Living with the Soviets

October 3, 1983

Qualified observers say that United States-Soviet relations are the worst in 20 years or more. The harshness of the exchanges over the Korean plane shows they are bad and will be slow in improving.

The roots of the present situation go back to the detente of 1972-73, when relations seemed less hostile and even cooperative. Yet the mistakes of that period still burden relations. Both nations were basing their policy on illusions and misconceptions.

The Soviet Union, extrapolating from the Vietnam trauma, was convinced that the US was retracting its interests and reach; that it would not react to the steady Soviet military buildup; and that it would acquiesce in a ''coexistence'' that allowed the USSR to exploit third-world openings.
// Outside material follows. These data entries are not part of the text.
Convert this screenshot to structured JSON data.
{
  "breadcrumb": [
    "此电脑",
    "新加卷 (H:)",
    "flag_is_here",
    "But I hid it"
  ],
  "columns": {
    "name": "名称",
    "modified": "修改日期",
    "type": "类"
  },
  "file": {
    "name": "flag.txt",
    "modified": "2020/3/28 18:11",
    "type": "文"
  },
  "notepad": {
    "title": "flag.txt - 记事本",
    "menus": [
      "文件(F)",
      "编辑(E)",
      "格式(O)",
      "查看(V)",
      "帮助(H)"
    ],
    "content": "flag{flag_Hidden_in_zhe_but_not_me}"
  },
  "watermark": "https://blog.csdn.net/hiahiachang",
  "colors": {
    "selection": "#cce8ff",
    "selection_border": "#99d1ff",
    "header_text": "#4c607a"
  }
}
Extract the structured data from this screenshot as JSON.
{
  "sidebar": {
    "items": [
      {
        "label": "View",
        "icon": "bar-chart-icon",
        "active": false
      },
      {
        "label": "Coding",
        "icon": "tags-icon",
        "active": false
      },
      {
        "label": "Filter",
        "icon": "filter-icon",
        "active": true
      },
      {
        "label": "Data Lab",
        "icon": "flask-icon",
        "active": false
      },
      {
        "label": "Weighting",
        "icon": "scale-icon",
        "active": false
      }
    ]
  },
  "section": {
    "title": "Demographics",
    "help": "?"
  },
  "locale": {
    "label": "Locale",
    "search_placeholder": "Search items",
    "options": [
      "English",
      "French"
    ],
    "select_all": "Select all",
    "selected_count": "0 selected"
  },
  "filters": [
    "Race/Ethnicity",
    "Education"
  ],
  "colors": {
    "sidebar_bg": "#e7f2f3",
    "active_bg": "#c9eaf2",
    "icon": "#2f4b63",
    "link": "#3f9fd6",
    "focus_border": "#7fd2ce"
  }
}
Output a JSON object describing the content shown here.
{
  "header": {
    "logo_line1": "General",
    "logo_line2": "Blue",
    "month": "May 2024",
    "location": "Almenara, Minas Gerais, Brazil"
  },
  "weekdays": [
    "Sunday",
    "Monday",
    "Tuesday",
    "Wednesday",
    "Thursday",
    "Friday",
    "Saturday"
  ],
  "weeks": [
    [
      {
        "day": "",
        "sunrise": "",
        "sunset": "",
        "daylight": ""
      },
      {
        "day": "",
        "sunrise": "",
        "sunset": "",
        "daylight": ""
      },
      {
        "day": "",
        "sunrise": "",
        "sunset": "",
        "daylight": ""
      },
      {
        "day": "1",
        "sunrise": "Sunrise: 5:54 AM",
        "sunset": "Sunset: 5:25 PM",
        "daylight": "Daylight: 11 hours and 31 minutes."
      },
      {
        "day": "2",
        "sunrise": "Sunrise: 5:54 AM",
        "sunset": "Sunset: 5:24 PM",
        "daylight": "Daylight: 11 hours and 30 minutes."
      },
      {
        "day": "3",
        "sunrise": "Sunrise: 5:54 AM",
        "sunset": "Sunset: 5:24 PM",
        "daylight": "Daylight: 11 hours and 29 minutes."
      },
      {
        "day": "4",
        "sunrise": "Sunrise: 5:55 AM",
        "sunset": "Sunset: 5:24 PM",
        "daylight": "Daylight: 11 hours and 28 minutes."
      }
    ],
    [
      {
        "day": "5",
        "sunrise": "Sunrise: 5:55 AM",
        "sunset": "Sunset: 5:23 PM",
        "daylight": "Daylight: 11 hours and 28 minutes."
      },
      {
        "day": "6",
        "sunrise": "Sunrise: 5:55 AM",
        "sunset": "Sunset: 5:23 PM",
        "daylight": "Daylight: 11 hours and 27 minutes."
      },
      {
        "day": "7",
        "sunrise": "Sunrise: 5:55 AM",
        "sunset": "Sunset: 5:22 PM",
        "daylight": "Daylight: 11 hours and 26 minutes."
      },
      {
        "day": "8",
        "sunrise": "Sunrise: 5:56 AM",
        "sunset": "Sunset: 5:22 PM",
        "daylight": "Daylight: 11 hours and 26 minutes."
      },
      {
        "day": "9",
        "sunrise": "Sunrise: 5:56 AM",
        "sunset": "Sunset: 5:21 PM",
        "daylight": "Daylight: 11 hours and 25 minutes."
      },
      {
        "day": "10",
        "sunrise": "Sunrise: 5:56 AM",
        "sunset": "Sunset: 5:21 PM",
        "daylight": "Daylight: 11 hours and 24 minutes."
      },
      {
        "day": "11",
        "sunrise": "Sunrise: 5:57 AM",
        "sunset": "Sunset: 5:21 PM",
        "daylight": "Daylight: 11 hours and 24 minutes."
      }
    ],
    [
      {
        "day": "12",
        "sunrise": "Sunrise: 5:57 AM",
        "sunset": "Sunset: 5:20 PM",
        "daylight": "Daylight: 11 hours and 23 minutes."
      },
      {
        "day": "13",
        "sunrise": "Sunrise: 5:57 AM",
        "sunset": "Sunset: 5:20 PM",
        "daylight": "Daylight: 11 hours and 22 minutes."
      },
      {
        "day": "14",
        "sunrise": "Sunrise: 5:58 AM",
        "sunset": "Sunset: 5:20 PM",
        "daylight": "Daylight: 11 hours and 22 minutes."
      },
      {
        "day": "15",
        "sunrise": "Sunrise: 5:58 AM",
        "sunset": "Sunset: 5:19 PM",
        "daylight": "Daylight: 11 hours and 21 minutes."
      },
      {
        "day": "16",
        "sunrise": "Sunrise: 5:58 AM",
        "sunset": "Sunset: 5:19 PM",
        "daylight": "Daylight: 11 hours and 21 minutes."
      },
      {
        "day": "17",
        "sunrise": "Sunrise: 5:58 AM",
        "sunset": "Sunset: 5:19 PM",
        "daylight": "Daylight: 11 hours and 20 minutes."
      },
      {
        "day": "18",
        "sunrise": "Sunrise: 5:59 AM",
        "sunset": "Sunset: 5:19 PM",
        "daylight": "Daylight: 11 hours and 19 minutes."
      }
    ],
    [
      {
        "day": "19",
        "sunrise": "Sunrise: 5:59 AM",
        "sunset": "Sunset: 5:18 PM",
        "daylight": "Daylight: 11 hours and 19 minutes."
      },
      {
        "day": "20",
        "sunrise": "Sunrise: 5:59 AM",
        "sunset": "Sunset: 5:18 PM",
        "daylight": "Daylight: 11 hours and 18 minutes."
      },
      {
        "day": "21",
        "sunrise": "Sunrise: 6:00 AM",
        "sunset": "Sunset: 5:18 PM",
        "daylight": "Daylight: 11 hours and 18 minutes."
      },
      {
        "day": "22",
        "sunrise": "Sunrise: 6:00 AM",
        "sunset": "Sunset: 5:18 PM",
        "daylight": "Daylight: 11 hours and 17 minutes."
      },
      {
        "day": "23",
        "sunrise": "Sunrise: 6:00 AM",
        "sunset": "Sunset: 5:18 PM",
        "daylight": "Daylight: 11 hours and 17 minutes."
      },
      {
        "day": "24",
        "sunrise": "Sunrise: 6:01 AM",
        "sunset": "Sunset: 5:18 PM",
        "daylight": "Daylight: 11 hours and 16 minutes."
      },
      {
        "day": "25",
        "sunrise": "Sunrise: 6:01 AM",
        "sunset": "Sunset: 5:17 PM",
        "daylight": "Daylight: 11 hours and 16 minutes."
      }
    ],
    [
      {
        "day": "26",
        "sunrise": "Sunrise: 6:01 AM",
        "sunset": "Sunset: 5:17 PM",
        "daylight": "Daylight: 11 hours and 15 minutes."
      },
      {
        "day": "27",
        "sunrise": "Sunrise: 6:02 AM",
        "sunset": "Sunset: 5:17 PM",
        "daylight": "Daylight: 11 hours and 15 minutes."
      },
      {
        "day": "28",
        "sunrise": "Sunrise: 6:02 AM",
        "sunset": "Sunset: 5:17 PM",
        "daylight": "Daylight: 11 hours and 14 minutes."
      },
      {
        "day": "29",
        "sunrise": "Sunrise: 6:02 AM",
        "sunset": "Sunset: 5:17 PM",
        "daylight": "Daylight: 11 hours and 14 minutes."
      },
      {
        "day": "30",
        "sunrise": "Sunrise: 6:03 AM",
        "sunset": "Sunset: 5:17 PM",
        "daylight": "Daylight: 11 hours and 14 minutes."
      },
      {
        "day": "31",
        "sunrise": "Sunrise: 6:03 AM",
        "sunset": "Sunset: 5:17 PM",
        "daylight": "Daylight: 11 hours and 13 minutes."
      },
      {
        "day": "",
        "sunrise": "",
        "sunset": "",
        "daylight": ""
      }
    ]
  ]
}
For its part, the US assumed that the USSR was interested in creating a stable structure of peace; that SALT I would conduce to a stable strategic balance; and that the US could constrain Soviet conduct by enmeshing it with commercial links.

The premises of both proved wrong. When the Soviets acted on their assumptions, the US eventually felt deceived and disillusioned. By the end of the 1970s a consensus was emerging at home and in the alliance on the need for a firmer policy toward the USSR and for measures to redress the military balance. The Soviets in turn were disappointed at the US failure to conform to their hopes and expectations, and angered by the measures of President Carter in his last year.

Thus for several years both sides have faced the necessity to redefine the basis for their relations.

Initially the Reagan administration, reflecting its more extreme views, espoused a new set of illusions: that the US could and should achieve military superiority; that arms control was to be spurned as a delusion or trap; that economic warfare would bring the Soviet economy to its knees; that all disorders anywhere were traceable to Soviet meddling.

Those notions went well beyond the emerging consensus at home and abroad. Gradually, pressures by the Congress, public opinion, other officials, and the Western allies have been exerting a moderating influence on the stated Reagan policy on defense, arms control, economic relations, and dialogue. In the Korean plane controversy, the President pursued a two-track approach: While denouncing the Soviet Union as hostile, brutal, and unreliable, he still insisted on the need to continue negotiations on arms control and other topics, and to maintain agreed trade.

Doubters ask how far the stated policies will actually guide action. Undoubtedly some high officials in the administration, especially in the Pentagon, do not concur and will continue to resist their application in practice. Soviet leaders are among the skeptics. They see the Reagan administration as the most hostile in 50 years. To their disappointment with the collapse of detente under Carter has been added resentment at the Reagan rhetoric and concern about the early objectives and proposals of the administration. The Soviets do not take at face value the subsequent shifts, which they view as tactics or public relations. In addition the Soviet decisions on foreign policy are complicated by their domestic economic and other problems and by the difficulties in the East European empire, notably in Poland. Their society and economy and their ideology have lost all appeal as a model or guide. Only their military might and expanded global reach underpin their claim to equality as a superpower; that may tempt them to intervene more in troubled third-world areas.

A critical question for Chairman Andropov and the Politburo will be whether to focus mainly on the serious problems at home and in Eastern Europe or pursue external expansion. If Soviet leaders should opt for tackling their internal difficulties, they could be more interested than in the past in curbing or stabilizing the arms race, in more extensive trade, and possibly in some means for managing some aspects of the enduring East-West conflict.

Our knowledge of Kremlin politics is too limited to judge how much Western policy may influence Soviet decisionmaking. Certainly we should not repeat the illusions of the 1970s. But that influence can only be lessened if the Soviet leaders think our aims are more sweeping or implacable than in fact they are or that they will shift with a change in administration. The impact of our policies can only be enhanced to the extent they reflect genuine bipartisan consensus based on shared appraisals of the situation we face and the measures it requires , and are seen by our adversary as likely to be pursued steadily over an extended term.

It is in our own interest to foster communication and dialogue across a broad front, to find useful agreements, if feasible, but at least to prevent misjudgments that could be disastrous, especially if the two sides should stumble into confrontation in the third world, or over an unsettled Eastern Europe. Thus the handling of the Gromyko visit to the UN was unwise and shortsighted. Firmness needs to be combined with vigorous efforts to find ways to mitigate the risks of living with the Soviet Union in the coming decade, which will be dangerous and difficult at best.